I call up the appointment line and expressed to the person helping me that I have a few requirements.  The doctor needs to be male, at least over 40, and speak English as their native language.  This narrows things down considerably and I have a choice of three doctors at the clinic I want to go to. 

She is willing to help me with these requirements and we are both online looking at the profiles of the doctors.  I click on the first link and a picture comes up of a blonde haired doctor with a porn star moustache and a bolo tie.  I’m sure he’s a nice man and a fine doctor, but no.  I randomly choose between the other two and an appointment is set for later in the day.

The waiting room on an early Wednesday afternoon is quite different than the early evening.  Instead of gangsters, the morbidly obese, and sullen teenagers, I’m sitting with the elderly.  The children have their own pen far on the other side of the building.  I am very thankful for this design. Things are calm and quiet and I prepare to wait the mandatory 45 minutes past my scheduled appointment time to get called back to a room where I sit for another half hour before the doctor shows.

I’m astonished when I’m called back right away and the nurse takes my vitals and gathers all the information she needs.  She lets me see my test results on the computer screen and tells me the doctor will be in soon. Now I am left in a room with the hardest word jumble ever…



…and wall paper brought to you from the shower scene in Psycho; which is either very appropriate or very inappropriate for a doctor’s office.  I can’t decide.


The doctor comes in and we get oriented as he starts into what I call, “The Doctor Talk”.  I’ve grown used to this.  For some reason doctors look at me and assume I am a fat piece of shit who lives on fast food, frozen pizza, Coke, and stripper’s broken dreams. 

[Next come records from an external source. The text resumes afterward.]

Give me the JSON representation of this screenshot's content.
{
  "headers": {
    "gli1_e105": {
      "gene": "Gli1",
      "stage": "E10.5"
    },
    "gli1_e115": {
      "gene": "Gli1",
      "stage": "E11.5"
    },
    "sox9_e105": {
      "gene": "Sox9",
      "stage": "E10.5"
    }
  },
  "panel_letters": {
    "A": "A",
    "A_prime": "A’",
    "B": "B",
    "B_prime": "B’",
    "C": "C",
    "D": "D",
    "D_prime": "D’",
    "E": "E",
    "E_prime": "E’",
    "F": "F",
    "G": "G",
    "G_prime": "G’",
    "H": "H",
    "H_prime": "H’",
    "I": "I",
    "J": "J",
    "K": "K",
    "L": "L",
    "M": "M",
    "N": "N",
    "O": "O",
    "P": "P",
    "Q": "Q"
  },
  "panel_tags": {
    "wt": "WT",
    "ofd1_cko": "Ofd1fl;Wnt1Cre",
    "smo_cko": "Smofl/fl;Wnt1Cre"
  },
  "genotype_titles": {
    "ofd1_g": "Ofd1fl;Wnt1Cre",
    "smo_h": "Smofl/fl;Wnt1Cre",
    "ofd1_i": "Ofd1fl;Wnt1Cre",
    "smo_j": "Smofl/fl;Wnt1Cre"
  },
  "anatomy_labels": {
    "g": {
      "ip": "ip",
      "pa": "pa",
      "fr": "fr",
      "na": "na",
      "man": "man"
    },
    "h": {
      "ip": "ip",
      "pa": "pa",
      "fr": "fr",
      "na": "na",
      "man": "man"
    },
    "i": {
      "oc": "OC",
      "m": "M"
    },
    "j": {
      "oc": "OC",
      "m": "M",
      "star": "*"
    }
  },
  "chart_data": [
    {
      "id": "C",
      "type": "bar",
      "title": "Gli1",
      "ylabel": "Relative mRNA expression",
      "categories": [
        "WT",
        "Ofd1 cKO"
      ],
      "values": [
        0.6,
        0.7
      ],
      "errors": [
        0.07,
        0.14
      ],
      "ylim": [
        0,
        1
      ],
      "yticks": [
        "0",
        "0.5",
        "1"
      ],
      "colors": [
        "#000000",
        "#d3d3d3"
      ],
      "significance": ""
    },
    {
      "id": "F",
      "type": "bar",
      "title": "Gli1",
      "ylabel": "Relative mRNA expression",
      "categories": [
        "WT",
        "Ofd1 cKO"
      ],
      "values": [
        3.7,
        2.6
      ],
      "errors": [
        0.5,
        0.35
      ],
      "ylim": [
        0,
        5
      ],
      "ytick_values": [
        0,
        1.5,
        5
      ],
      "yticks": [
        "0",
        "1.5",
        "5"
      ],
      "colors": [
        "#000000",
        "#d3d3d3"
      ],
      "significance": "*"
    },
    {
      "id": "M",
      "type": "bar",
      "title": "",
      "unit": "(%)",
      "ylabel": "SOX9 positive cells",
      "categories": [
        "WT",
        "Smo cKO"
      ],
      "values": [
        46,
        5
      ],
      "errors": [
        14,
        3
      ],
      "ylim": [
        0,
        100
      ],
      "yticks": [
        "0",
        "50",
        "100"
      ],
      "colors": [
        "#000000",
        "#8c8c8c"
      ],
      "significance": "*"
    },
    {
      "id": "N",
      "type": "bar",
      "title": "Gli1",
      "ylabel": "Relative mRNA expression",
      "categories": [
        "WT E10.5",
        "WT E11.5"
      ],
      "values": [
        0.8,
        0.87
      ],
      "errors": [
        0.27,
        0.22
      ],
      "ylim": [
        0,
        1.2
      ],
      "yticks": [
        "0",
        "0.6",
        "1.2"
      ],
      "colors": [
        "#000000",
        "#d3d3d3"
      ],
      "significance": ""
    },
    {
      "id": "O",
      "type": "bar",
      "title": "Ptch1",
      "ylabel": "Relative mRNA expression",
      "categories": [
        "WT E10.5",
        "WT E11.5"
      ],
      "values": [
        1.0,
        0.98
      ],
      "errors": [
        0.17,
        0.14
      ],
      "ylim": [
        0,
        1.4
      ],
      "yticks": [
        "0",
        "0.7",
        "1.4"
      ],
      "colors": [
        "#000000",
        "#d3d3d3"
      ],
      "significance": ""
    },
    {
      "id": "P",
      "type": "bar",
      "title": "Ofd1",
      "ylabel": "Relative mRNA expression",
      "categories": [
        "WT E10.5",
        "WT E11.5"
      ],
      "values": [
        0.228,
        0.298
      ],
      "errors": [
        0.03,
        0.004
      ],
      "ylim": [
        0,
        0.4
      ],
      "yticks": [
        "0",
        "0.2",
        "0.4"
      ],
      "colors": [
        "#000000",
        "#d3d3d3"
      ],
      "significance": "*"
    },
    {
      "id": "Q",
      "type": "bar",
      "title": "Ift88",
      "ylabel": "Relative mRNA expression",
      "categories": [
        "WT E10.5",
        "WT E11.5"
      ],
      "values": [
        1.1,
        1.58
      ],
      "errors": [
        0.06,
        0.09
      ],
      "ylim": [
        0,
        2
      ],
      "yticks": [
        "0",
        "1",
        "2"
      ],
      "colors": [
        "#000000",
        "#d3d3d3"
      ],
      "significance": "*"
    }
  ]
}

I know what my test results are.  I know what my test results were last year. He hasn’t hopped on his high horse yet, but he’s cinching up the saddle as he fires up the computer choosing his first target – salt.  Good luck with that one, buddy.  He starts his admonishments as I tell him that I am already aware of what he is telling me.  Salt bad.  Got it.

He stops talking and scrolls through pages of test results from the hospital the night before.  All he sees is rows of green on a scale that goes from green to yellow to red.  He pushes the computer mouse to the side and turns his chair to face me.  We start a conversation.